I am about to head out on our day hike in the Grand Canyon, so it is difficult to add my two cents to this discussion of the origins of slavery in the U.S. While both Edward and pztchok are mostly right in saying that the king and the aristorcracy were in favor of slavery, they do not explain how it was that slavery grew in the southern colonies and not in the northern colonies. My thesis dug into this mystery, and pinned it down to a number of factors, all relating to the very cultural fundamentals that eventually led to the Civil War and also later allowed the northern culture to dominate. These factors relate to family, religion, education, and top-down versus bottom-up rule.
When I return home on Wednesday I will be able to better outline these factors.
And what of the new slavery to debt that is being fashioned in our modern world?
Whether it is slavery by default or design, it is slavery none the less.
The phrase “life, liberty, and the pursuit of happiness” was crafted to make sure that slaves were not considered property, thus they were entitled to liberty.
A similar phrase was in vogue at the time: “life, liberty, and property.”
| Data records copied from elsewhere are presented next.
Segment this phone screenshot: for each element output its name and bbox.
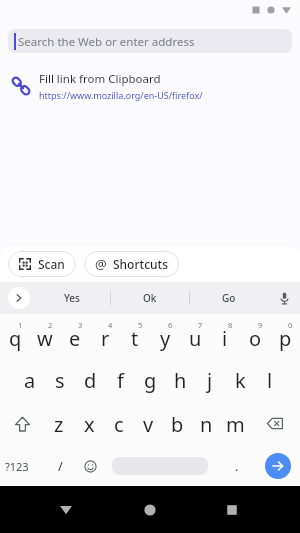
button[interactable]: s	[45, 358, 75, 402]
staticText: g	[144, 367, 157, 394]
button[interactable]: v	[134, 402, 163, 446]
staticText: l	[267, 367, 273, 394]
staticText: q	[9, 325, 22, 352]
staticText: ?123	[5, 459, 29, 474]
staticText: j	[207, 367, 213, 394]
button[interactable]: q	[0, 314, 30, 358]
staticText: e	[69, 325, 81, 352]
button[interactable]: y	[150, 314, 180, 358]
button[interactable]	[225, 503, 239, 517]
staticText: Ok	[143, 291, 157, 305]
staticText: Search the Web or enter address	[18, 34, 195, 50]
staticText: Scan	[38, 256, 65, 272]
staticText: c	[114, 411, 124, 438]
staticText: 3	[78, 320, 83, 330]
button[interactable]: m	[221, 402, 250, 446]
staticText: o	[249, 325, 262, 352]
staticText: k	[235, 367, 246, 394]
button[interactable]	[268, 282, 300, 314]
button[interactable]: Fill link from Clipboard	[13, 69, 300, 103]
button[interactable]: ?123	[5, 446, 45, 486]
staticText: https://www.mozilla.org/en-US/firefox/	[39, 89, 203, 101]
staticText: Shortcuts	[113, 256, 168, 272]
button[interactable]: x	[74, 402, 104, 446]
button[interactable]: i	[210, 314, 240, 358]
staticText: Go	[222, 291, 236, 305]
button[interactable]: Go	[190, 282, 268, 314]
staticText: Yes	[64, 291, 80, 305]
button[interactable]: o	[240, 314, 270, 358]
staticText: i	[222, 325, 228, 352]
staticText: z	[54, 411, 64, 438]
staticText: s	[55, 367, 65, 394]
staticText: .	[235, 457, 239, 475]
button[interactable]: f	[105, 358, 135, 402]
staticText: d	[84, 367, 97, 394]
staticText: 7	[198, 320, 203, 330]
button[interactable]: k	[225, 358, 255, 402]
button[interactable]: d	[75, 358, 105, 402]
button[interactable]: c	[104, 402, 134, 446]
button[interactable]: n	[192, 402, 221, 446]
button[interactable]: u	[180, 314, 210, 358]
staticText: y	[160, 325, 171, 352]
button[interactable]	[250, 402, 300, 446]
button[interactable]: @	[84, 251, 179, 277]
button[interactable]: Search the Web or enter address	[8, 29, 292, 53]
staticText: 1	[18, 320, 23, 330]
staticText: h	[174, 367, 187, 394]
button[interactable]: r	[90, 314, 120, 358]
button[interactable]: Yes	[33, 282, 110, 314]
staticText: b	[171, 411, 184, 438]
button[interactable]	[265, 453, 291, 479]
staticText: Fill link from Clipboard	[39, 71, 161, 87]
staticText: 2	[48, 320, 53, 330]
button[interactable]	[59, 503, 73, 517]
button[interactable]: l	[255, 358, 285, 402]
staticText: a	[24, 367, 36, 394]
button[interactable]	[0, 402, 44, 446]
button[interactable]	[75, 446, 105, 486]
button[interactable]: Ok	[111, 282, 189, 314]
staticText: w	[37, 325, 53, 352]
staticText: 5	[138, 320, 143, 330]
staticText: p	[279, 325, 292, 352]
staticText: r	[101, 325, 110, 352]
button[interactable]: e	[60, 314, 90, 358]
staticText: /	[58, 457, 63, 475]
button[interactable]: /	[45, 446, 75, 486]
staticText: 4	[108, 320, 113, 330]
button[interactable]: h	[165, 358, 195, 402]
staticText: t	[131, 325, 139, 352]
button[interactable]: .	[208, 446, 265, 486]
staticText: 8	[228, 320, 233, 330]
button[interactable]: z	[44, 402, 74, 446]
staticText: f	[117, 367, 124, 394]
button[interactable]	[143, 503, 157, 517]
staticText: m	[226, 411, 245, 438]
staticText: u	[189, 325, 202, 352]
staticText: v	[143, 411, 154, 438]
button[interactable]: g	[135, 358, 165, 402]
button[interactable]: b	[163, 402, 192, 446]
button[interactable]: p	[270, 314, 300, 358]
staticText: 6	[168, 320, 173, 330]
button[interactable]: j	[195, 358, 225, 402]
button[interactable]: Scan	[8, 251, 76, 277]
staticText: 9	[258, 320, 263, 330]
button[interactable]	[8, 287, 30, 309]
button[interactable]: t	[120, 314, 150, 358]
button[interactable]: w	[30, 314, 60, 358]
staticText: @	[95, 255, 107, 273]
staticText: x	[84, 411, 95, 438]
staticText: n	[200, 411, 213, 438]
button[interactable]	[112, 457, 208, 475]
button[interactable]: a	[15, 358, 45, 402]
staticText: 0	[288, 320, 293, 330]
This is interesting. Would we have property taxes today if the phrase was different?
LocalFluff said:
“….Maybe black holes (and white and yellow and red and brown dwarfs) will be politically banned from even being mentioned at any marxist feminist university? Then the official universe will only consist of blue giants. (Although in my native language blue is actually an ancient word for black, confusingly enough, so there’s no way out)….”
There was a video making the rounds a couple of years ago of IIRC a City Council meeting somewhere in the USA in which a white male council member made a comment about money “disappearing into a black hole” and immediately being told it was a racist comment by the other board members…..
Robert, “When I return home on Wednesday I will be able to better outline these factors.”
I eagerly await your explanation.
I hope you are having/had a good time at the Grand Canyon. It is quite a place, and pictures have a hard time conveying the grandeur.
wodun asked: “Would we have property taxes today if the phrase was different?”
Probably.
Property taxes were even then a common form of governmental income, and government would likely have found an excuse to tax inalienable rights. They probably already have an excuse, such as whenever you pay a tax on any good or service that makes you happy. Tickets to Disney World — the happiest place on Earth — are taxed, so it seems that the pursuit of happiness is taxable, at least on a local level.
Have some excellent links on slavery & economics in Colonial America, but I’m on an Amtrak train [Empire Builder route! YEAH!] somewhere in Montana, so I shall wait for Mr. Z to weigh in on this topic and check back later.